Position both speakers facing each other (in their enclosures) and connect one in reverse phase. Play a song and if there is no bass, it means that the woofers still are identical, so the smelling one is still OK.





That will not eliminate the risk that the turns will short-circuit in a total overheating.

The enamel no longer fulfills its function of isolation between them .
 
Yeah, that burnt smell coats/adsorbs onto everything (cone, magnet, basket, enclosure) and continues out gassing seemingly forever.
You could remove the drivers and leave the box and drivers out in the sun for a couple of days after a wipe down with a moist cloth.
This will help but the source of the smell is the cooked voice coil and this will continue to 'stink' for quite a while.


Dan.
 
^ That's assuming that the burnt part is in the overhung part of an overhung coil.

If it stinks badly then likely the insulation is already quite damaged. If a short happens between adjacent turns there will be negligible change to resistance or inductance. If a short happens between layers, both will drop drastically, make the coil heat up drastically more than normal and also potentially damage the amplifier.

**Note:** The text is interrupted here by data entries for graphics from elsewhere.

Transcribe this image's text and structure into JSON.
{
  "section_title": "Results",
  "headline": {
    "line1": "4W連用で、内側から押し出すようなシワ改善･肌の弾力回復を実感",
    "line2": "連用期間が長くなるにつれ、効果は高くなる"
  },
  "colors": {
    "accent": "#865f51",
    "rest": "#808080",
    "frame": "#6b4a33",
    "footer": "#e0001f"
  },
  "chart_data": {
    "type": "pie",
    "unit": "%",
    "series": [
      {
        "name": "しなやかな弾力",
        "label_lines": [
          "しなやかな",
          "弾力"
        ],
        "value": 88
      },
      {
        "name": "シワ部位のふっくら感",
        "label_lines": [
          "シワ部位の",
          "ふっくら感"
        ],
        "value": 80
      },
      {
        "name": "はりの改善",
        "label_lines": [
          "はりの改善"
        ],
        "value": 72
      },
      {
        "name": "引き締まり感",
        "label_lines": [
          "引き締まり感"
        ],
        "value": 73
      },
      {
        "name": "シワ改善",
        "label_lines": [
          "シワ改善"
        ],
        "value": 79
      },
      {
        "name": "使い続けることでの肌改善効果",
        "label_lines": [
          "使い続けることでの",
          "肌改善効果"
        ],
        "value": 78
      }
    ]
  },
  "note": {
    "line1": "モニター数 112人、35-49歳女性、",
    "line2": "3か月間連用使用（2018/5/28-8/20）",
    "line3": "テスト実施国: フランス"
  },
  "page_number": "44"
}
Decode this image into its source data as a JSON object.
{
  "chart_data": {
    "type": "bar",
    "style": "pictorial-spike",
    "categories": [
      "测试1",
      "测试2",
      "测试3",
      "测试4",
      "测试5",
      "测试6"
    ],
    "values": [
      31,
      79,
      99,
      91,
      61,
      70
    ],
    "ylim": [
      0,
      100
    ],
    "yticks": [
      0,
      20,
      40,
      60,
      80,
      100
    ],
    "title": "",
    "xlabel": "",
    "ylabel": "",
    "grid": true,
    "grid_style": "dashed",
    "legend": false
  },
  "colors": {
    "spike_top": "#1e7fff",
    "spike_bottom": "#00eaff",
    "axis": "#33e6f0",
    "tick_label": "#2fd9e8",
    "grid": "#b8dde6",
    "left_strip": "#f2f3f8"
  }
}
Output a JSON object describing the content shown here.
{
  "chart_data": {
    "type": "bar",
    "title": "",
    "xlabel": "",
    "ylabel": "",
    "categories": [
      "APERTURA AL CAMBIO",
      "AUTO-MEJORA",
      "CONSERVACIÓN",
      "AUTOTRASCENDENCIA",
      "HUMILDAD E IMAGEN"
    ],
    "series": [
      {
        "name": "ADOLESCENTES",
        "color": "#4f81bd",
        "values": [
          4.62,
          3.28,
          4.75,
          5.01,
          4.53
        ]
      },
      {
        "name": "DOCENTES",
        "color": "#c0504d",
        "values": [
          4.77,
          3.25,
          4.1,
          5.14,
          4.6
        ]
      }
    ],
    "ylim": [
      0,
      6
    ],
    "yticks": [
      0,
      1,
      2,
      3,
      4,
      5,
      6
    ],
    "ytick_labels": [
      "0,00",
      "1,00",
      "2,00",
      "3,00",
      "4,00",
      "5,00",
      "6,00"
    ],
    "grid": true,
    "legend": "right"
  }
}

I would replace the driver as it's probably a ticking time bomb.
 
The variation of inductance will be very high.
I verified this on a tweeter with a shorted turn.
I can explain why. It is exactly like with the transformer when you check the leakage inductance with the secondary coil shorted.
The ability of the coil to storage e energy is much affected and this means less inductance, not because the coil has a turn less but because of a shorted turn that consume energy.